Pakistan's incentive price for refraining from the test apparently exceeds US offer of delivery of F-16s (which Pakistan paid for 10 years ago) accompanied by some debt relief. Pakistan Government has not put forth the "wish list" that would simplify Washington's work on any package that it might formulate.
Majority of Pakistani analysts are either lamenting the aftermath of Indian nuclear tests and escalating tensions in South Asia or are soliciting a reciprocal test from Pakistan. A conspicuous poverty of conceptualization prevails among crusaders for restraint in Pakistan. Lopsided suggestions either precariously hinged on seeking economic benefits or proposing beefing up of nuclear/military capabilities emerge from Islamabad.
Former Chairman of Pakistan's Atomic Energy Commission zealously advocates a full-fledged nuclear race with India (without soliciting a test). A Former Finance Minister is excited over potential increase in the textile export quota for Pakistan. Another prominent economist hints at total debt forgiveness for Pakistan "like Egypt got its total debts of $7bn written off". As if wanting to return to the pre-Indian test era, a professor of international relations preaches "minimum deterrence" ignoring declared Indian ambitions for maximum deterrence.
In the US, former Air Force General James Abrahamson has boldly suggested "a strategic shield" combined with technological and logistical support for Pakistan to set up sophisticated surveillance systems so that ".....ground monitoring facilities could co-ordinate with geo-synchronous satellites scanning microwave traffic over South Asia". Though more tangible than the vague "possibilities" expressed by the US Government, it is limited to only a 'warning' mechanism that would be indeed be incomplete without the strategic shield (that Abrahamson envisions and) the US is unlikely to offer.
For the Congress even the existing US military commitments in other parts of the world are over stretched. Half-baked proposals from the US officials and senators are not indications that the US is prepared to make a lasting, large-scale commitment to support Pakistan against India. Military aid to Pakistan remains the only convenient recourse for Congress where majority of legislators lack a sound understanding of South Asian regional realities. On the other hand, renewed US aid 1980s-style is not on the cards either.
Clinton's upcoming visit to China, the Chinese satellite issue and Indonesia are serious distractions for the US Government while Republican Congress members block immediate ratification of the CTBT by US and chastise Clinton administration for US satellites being in a blind spot orbit as India prepared for nuclear tests.
In such a scenario Foreign Minister Gohar Ayub is unlikely to land the task of verifying whether security guarantees from the US are 'physical' or 'on paper'. Even if such a scenario was to be envisioned it would not leave Gohar Ayub merely discerning the credibility of American guarantees, but, also executing US non proliferation demands— possibly without the choice of selecting treaties from the whole spectrum of the non proliferation regime.

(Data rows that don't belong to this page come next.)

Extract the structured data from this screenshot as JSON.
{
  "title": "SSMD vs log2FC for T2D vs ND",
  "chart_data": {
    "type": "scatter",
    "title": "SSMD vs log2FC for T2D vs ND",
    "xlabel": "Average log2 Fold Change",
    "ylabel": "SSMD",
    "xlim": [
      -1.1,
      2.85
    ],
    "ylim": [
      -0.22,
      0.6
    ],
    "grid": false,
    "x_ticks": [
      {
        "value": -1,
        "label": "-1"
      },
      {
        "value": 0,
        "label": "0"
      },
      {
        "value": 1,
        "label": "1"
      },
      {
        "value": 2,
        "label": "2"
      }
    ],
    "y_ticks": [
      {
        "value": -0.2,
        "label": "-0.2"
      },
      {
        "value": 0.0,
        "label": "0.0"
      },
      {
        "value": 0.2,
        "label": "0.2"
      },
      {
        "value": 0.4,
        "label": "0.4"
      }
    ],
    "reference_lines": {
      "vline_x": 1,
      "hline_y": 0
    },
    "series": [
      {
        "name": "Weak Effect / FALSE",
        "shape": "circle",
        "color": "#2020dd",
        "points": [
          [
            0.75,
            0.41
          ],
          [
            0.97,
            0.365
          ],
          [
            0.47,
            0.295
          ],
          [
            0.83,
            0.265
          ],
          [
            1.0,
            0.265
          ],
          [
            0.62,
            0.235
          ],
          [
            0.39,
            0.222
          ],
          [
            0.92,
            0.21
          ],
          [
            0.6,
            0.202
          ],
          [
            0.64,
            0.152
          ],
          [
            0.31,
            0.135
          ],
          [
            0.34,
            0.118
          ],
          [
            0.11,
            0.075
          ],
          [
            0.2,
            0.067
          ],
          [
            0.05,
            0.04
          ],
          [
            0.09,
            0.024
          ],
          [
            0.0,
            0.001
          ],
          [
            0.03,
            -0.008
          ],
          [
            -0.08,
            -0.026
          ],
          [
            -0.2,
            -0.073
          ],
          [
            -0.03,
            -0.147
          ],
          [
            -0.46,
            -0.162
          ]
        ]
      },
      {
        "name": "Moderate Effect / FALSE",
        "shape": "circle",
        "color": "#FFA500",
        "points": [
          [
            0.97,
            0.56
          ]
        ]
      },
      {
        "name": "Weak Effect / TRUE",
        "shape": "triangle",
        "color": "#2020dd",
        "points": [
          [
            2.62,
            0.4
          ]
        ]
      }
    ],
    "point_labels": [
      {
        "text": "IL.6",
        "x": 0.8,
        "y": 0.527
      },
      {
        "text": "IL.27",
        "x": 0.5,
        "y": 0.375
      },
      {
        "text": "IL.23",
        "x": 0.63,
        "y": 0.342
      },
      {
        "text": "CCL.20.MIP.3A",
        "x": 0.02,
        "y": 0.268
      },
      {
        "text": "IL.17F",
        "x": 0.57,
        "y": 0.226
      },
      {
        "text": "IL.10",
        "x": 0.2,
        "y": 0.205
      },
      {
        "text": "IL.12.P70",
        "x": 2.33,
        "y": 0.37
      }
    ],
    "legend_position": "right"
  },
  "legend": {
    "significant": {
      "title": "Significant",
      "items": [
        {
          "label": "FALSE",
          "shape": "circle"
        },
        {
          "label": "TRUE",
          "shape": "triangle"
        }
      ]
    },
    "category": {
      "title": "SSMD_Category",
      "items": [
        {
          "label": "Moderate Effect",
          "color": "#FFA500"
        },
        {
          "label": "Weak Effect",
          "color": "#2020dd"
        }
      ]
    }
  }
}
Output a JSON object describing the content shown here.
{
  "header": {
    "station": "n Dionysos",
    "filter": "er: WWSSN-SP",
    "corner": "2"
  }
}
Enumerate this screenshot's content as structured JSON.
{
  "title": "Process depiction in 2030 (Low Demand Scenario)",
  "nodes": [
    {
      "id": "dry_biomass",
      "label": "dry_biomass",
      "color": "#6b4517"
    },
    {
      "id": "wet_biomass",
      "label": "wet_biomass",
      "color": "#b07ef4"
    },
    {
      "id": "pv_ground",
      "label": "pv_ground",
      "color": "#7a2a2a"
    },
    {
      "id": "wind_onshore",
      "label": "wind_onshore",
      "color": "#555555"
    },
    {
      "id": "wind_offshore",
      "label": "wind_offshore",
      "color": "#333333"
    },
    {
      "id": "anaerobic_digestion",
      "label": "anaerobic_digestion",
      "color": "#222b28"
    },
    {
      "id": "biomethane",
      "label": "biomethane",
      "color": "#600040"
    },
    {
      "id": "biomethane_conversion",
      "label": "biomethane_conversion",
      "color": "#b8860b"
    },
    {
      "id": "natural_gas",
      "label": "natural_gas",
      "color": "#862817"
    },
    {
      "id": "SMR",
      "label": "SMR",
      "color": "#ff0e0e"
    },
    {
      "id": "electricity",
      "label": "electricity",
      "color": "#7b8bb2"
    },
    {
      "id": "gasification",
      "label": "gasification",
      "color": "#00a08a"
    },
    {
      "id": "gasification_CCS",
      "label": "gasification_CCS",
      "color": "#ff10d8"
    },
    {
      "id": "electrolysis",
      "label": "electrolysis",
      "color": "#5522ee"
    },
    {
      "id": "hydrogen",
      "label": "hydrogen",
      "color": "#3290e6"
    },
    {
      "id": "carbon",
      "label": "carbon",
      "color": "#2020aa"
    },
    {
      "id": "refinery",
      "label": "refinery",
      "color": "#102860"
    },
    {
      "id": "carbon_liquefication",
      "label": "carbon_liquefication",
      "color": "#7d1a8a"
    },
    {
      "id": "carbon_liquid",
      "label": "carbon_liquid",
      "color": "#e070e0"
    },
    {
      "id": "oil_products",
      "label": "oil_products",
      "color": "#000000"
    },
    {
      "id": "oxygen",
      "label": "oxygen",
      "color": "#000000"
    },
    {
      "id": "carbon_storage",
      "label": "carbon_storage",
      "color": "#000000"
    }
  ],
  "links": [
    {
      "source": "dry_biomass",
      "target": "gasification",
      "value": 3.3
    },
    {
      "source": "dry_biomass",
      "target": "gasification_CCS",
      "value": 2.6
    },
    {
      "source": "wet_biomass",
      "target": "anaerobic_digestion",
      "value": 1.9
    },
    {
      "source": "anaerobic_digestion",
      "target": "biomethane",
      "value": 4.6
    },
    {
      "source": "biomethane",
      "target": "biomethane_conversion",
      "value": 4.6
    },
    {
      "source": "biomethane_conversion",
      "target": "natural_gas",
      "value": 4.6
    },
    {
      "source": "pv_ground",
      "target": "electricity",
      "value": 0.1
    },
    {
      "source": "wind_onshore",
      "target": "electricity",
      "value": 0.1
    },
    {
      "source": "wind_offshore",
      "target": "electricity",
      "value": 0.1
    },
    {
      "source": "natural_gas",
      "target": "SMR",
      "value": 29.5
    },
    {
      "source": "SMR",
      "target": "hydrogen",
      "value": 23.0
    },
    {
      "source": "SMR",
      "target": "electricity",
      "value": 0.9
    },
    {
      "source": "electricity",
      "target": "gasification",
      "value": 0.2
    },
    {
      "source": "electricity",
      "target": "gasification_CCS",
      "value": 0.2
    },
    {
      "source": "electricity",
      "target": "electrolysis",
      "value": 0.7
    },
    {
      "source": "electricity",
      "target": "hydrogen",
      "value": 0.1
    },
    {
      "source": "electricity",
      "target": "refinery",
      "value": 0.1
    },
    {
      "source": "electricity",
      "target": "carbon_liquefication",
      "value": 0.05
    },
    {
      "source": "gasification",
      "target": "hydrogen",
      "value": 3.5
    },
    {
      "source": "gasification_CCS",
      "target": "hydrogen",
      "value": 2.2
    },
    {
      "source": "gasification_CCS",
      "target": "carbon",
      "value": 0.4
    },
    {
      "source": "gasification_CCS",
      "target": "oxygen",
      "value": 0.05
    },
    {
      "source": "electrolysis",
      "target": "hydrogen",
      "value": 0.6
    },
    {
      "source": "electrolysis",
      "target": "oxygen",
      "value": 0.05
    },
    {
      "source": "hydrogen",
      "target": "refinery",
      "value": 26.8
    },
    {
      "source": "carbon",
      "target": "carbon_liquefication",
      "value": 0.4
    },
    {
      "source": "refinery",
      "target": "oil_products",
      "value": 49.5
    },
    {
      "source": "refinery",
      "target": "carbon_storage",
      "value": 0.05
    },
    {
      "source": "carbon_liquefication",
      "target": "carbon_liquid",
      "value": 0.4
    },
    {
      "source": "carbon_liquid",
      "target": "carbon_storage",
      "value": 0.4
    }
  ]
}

Insurmountable constraints exist for the US to table a suggestion that answers Pakistani security concerns vis a vis India. Ironically enough, the White House might have to only deal with the Indian question.
Former South Asia bureau chief of The Washington Post, Selig Harrison, has suggested to the US that until an accommodation is reached with India, no agreement with Pakistan is possible. Islamabad may translate this as: once India signs the CTBT, it would be easy to coerce Pakistan into following suit.
Unless Islamabad has come to a silent resolve to conduct its nuclear test "at a time of its own choosing" (as its former Army Chief Aslam Beg suggests) it should speed up the process of formulating a plausible picture of its requirements from the US.
Even though President Clinton claims to be "working hard on this", Pakistan's expectations may be a far cry from what his hard work is likely to yield.